Oracle began in 1977 and celebrating its 32 wonderful years in the industry (from 1977 to 2009).

  • 1977 - Larry Ellison, Bob Miner and Ed Oates founded Software Development Laboratories to undertake development work.
  • 1979 - Version 2.0 of Oracle was released and it became first commercial relational database and first SQL database. The company changed its name to Relational Software Inc. (RSI).
  • 1981 - RSI started developing tools for Oracle.
  • 1982 - RSI was renamed to Oracle Corporation.
  • 1983 - Oracle released version 3.0, rewritten in C language and ran on multiple platforms.
  • 1984 - Oracle version 4.0 was released. It contained features like concurrency control - multi-version read consistency, etc.
  • 1985 - Oracle version 4.0 was released. It contained features like concurrency control - multi-version read consistency, etc.
  • 2007 - Oracle released Oracle11g. The new version focused on better partitioning, easy migration, etc.

Features

  • Concurrency
  • Read Consistency
  • Locking Mechanisms
  • Quiesce Database
  • Portability
  • Self-managing database
  • SQL*Plus
  • ASM
  • Scheduler
  • Resource Manager
  • Data Warehousing
  • Materialized views
  • Bitmap indexes
  • Table compression
  • Parallel Execution
  • Analytic SQL
  • Data mining
  • Partitioning 

MS ACCESS

This is one of the most popular Microsoft products.

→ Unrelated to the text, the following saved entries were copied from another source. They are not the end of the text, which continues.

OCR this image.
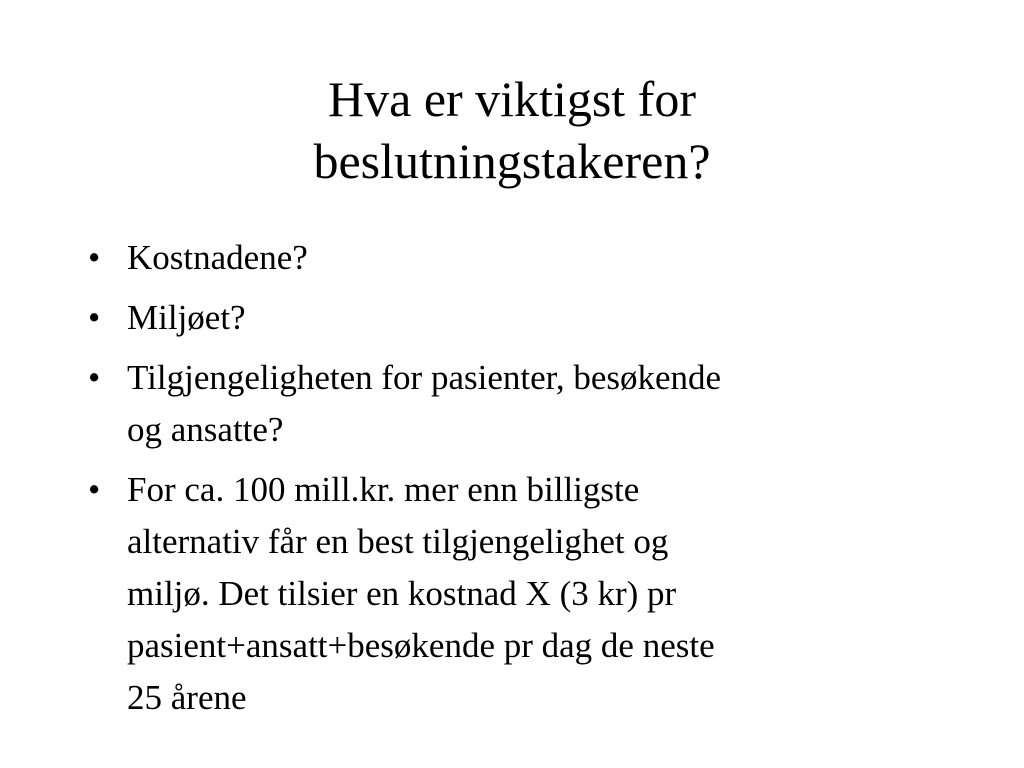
Hva er viktigst for
beslutningstakeren?
• Kostnadene?
• Miljøet?
• Tilgjengeligheten for pasienter, besøkende
og ansatte?
• For ca. 100 mill.kr. mer enn billigste
alternativ får en best tilgjengelighet og
miljø. Det tilsier en kostnad X (3 kr) pr
pasient+ansatt+besøkende pr dag de neste
25 årene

Microsoft Access is an entry-level database management software. MS Access database is not only inexpensive but also a powerful database for small-scale projects.

MS Access uses the Jet database engine, which utilizes a specific SQL language dialect (sometimes referred to as Jet SQL).

MS Access comes with the professional edition of MS Office package. MS Access has easyto-use intuitive graphical interface.

  • 1992 - Access version 1.0 was released.
  • 1993 - Access 1.1 released to improve compatibility with inclusion the Access Basic programming language.
  • The most significant transition was from Access 97 to Access 2000.

2007 - Access 2007, a new database format was introduced ACCDB which supports complex data types such as multi valued and attachment fields.

Features

  • Users can create tables, queries, forms and reports and connect them together with macros.
  • Option of importing and exporting the data to many formats including Excel, Outlook, ASCII, dBase, Paradox, FoxPro, SQL Server, Oracle, ODBC, etc.
  • There is also the Jet Database format (MDB or ACCDB in Access 2007), which can contain the application and data in one file. This makes it very convenient to distribute the entire application to another user, who can run it in disconnected environments.
  • Microsoft Access offers parameterized queries. These queries and Access tables can be referenced from other programs like VB6 and .NET through DAO or ADO.
  • The desktop editions of Microsoft SQL Server can be used with Access as an alternative to the Jet Database Engine.

Microsoft Access is a file server-based database. Unlike the client-server relational database management systems (RDBMS), Microsoft Access does not implement database triggers, stored procedures or transaction logging.